Lucian Petrica published the paperFPGA optimized cellular automaton random number generator” in Elsevier Journal of Parallel and Distributed Computing

Abstract:

Pseudo-random number generators (PRNGs) are important to applications ranging from cryptography to Monte-Carlo methods. Consequently, many PRNG architectures have been proposed, including some optimized for FPGA, e.g the LUT-SR family of PRNGs which utilize embedded FPGA shift registers, and self-programmable cellular automaton (SPCA) PRNGs. However, LUT-SR and other PRNGs do not utilize key features of modern Xilinx FPGAs: embedded carry chains and splittable Look-Up Tables (LUTs), i.e., 6-input LUTs which can operate as two 5-input LUTs which share inputs. In this paper we explore the SPCA structure and derive a set of parameter constraints which allow a SPCA PRNG to produce 2 random bits per LUT in every clock cycle on modern Xilinx FPGAs.

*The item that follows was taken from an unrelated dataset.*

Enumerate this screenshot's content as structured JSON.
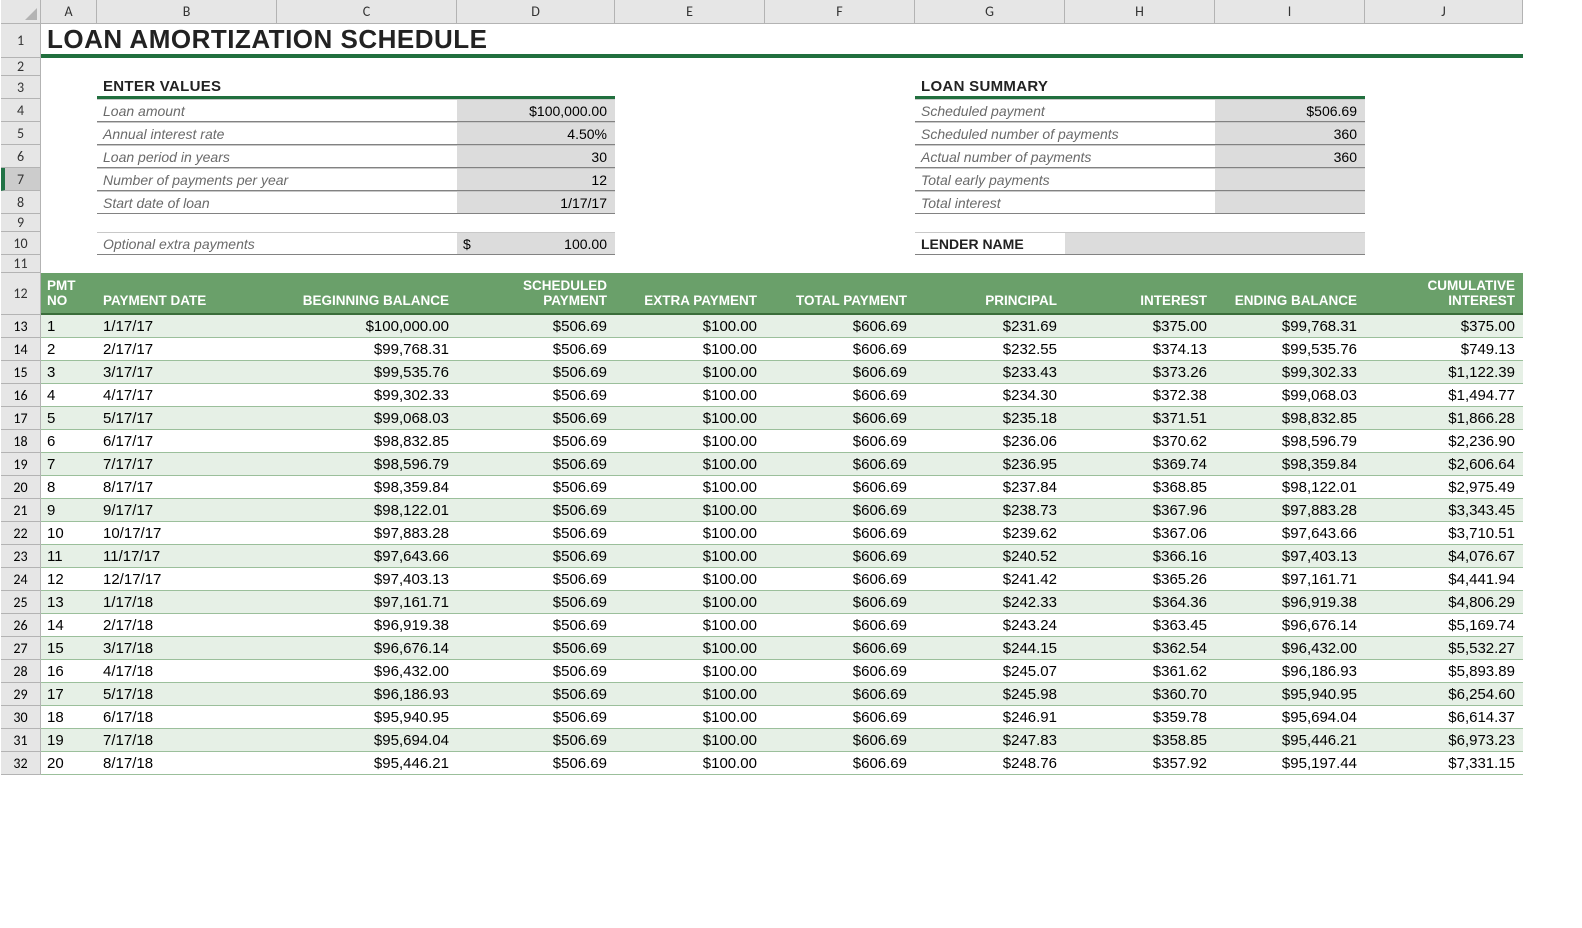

We determine this to be the maximum logic density achievable for SPCA, and propose an architectural improvement of SPCA to enable further density increase by making use of FPGA embedded carry chains as a method to compute an additional random bit per LUT in each clock cycle. The resulting Split-LUT-Carry SPCA (SLC-SPCA) PRNG achieves 6x improvement in logic density compared to LUT-SR, and a 1.5x density increase compared to SPCA. We evaluate the randomness of SLC-SPCA utilizing the NIST Statistical Test Suite, and we provide a power and energy comparison of LUT-SR and SLC-SPCA on a Xilinx Zynq 7020 FPGA device. Our results indicate that SLC-SPCA generates 3x more bits per clock at approximately the same power dissipation as LUT-SR, and consequently 3x less energy to generate 1 gigabit of random data. SLC-SPCA is also 1.5x more energy-efficient than a SPCA PRNG.